Department of Biostatistics, Epidemiology and Informatics, The University of Pennsylvania School of Medicine, Philadelphia, Pennsylvania, USA.
Kaiser Permanente Washington Health Research Institute, Seattle, Washington, USA.
J Am Med Inform Assoc. 2022 Apr 13;29(5):918-927. doi: 10.1093/jamia/ocab267.
Electronic health records (EHRs) enable investigation of the association between phenotypes and risk factors. However, studies solely relying on potentially error-prone EHR-derived phenotypes (ie, surrogates) are subject to bias. Analyses of low prevalence phenotypes may also suffer from poor efficiency. Existing methods typically focus on one of these issues but seldom address both. This study aims to simultaneously address both issues by developing new sampling methods to select an optimal subsample to collect gold standard phenotypes for improving the accuracy of association estimation.
We develop a surrogate-assisted two-wave (SAT) sampling method, where a surrogate-guided sampling (SGS) procedure and a modified optimal subsampling procedure motivated from A-optimality criterion (OSMAC) are employed sequentially, to select a subsample for outcome validation through manual chart review subject to budget constraints. A model is then fitted based on the subsample with the true phenotypes.
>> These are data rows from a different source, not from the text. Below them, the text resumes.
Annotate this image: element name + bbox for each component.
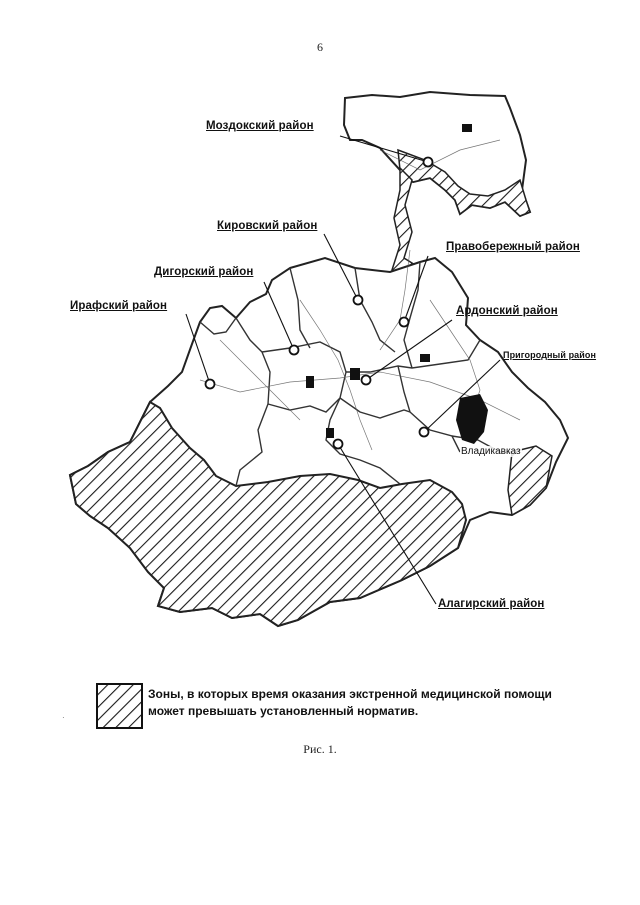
label-mozdok: Моздокский район <box>206 120 314 132</box>
marker-ardon <box>362 376 371 385</box>
label-kirov: Кировский район <box>217 220 318 232</box>
figure-caption: Рис. 1. <box>303 742 337 756</box>
marker-pravober <box>400 318 409 327</box>
marker-iraf <box>206 380 215 389</box>
page-number: 6 <box>317 40 323 54</box>
label-iraf: Ирафский район <box>70 300 168 312</box>
label-pravober: Правобережный район <box>446 241 580 253</box>
label-city-vladikavkaz: Владикавказ <box>461 446 521 457</box>
marker-alagir <box>334 440 343 449</box>
label-ardon: Ардонский район <box>456 305 558 317</box>
marker-mozdok <box>424 158 433 167</box>
label-alagir: Алагирский район <box>438 598 545 610</box>
legend-text: Зоны, в которых время оказания экстренной медицинской помощи может превышать установленный норматив. <box>148 687 552 718</box>
label-prigorod: Пригородный район <box>503 350 597 360</box>
scan-dot: · <box>62 713 65 722</box>
legend-hatch-swatch <box>96 683 143 729</box>
marker-kirov <box>354 296 363 305</box>
marker-digor <box>290 346 299 355</box>
marker-prigorod <box>420 428 429 437</box>
label-digor: Дигорский район <box>154 266 254 278</box>
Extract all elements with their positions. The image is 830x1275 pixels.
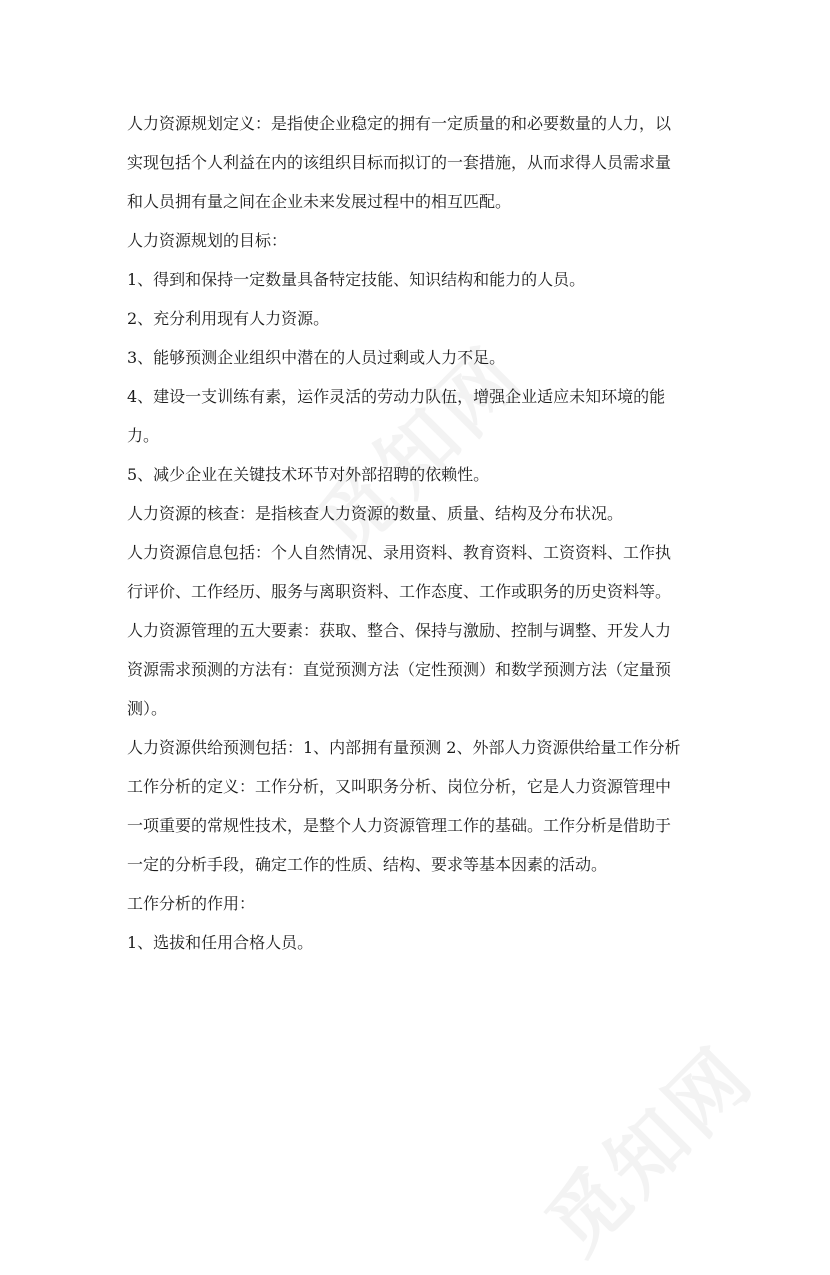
paragraph-line: 一项重要的常规性技术，是整个人力资源管理工作的基础。工作分析是借助于 <box>127 816 672 835</box>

Simulation studies and an application to an EHR dataset of breast cancer survivors are conducted to demonstrate the effectiveness of SAT.
We found that the subsample selected with the proposed method contains informative observations that effectively reduce the mean squared error of the resultant estimator of the association.
The proposed approach can handle the problem brought by the rarity of cases and misclassification of the surrogate in phenotype-absent EHR-based association studies. With a well-behaved surrogate, SAT successfully boosts the case prevalence in the subsample and improves the efficiency of estimation.
电子健康记录(EHR)可用于研究表型与风险因素之间的关联。然而,仅依赖于可能容易出错的 EHR 衍生表型(即替代指标)的研究存在偏倚。低患病率表型的分析也可能效率低下。现有的方法通常侧重于解决其中一个问题,但很少同时解决两个问题。本研究旨在通过开发新的抽样方法来同时解决这两个问题,该方法选择最优子样本以收集金标准表型,从而提高关联估计的准确性。
我们开发了一种替代辅助两波(SAT)抽样方法,该方法采用了替代引导抽样(SGS)程序和基于 A 最优性准则(OSMAC)的修改后的最优子抽样程序,在预算约束下,通过手动图表审查为结局验证选择子样本。然后基于真实表型的子样本拟合模型。通过模拟研究和对乳腺癌幸存者 EHR 数据集的应用,证明了 SAT 的有效性。
我们发现,所提出的方法选择的子样本包含信息丰富的观测值,可有效降低关联的结果估计量的均方误差。
该方法可以处理基于 EHR 的关联研究中罕见病例和替代指标分类错误带来的问题。在替代指标表现良好的情况下,SAT 可以成功提高子样本中的病例流行率并提高估计效率。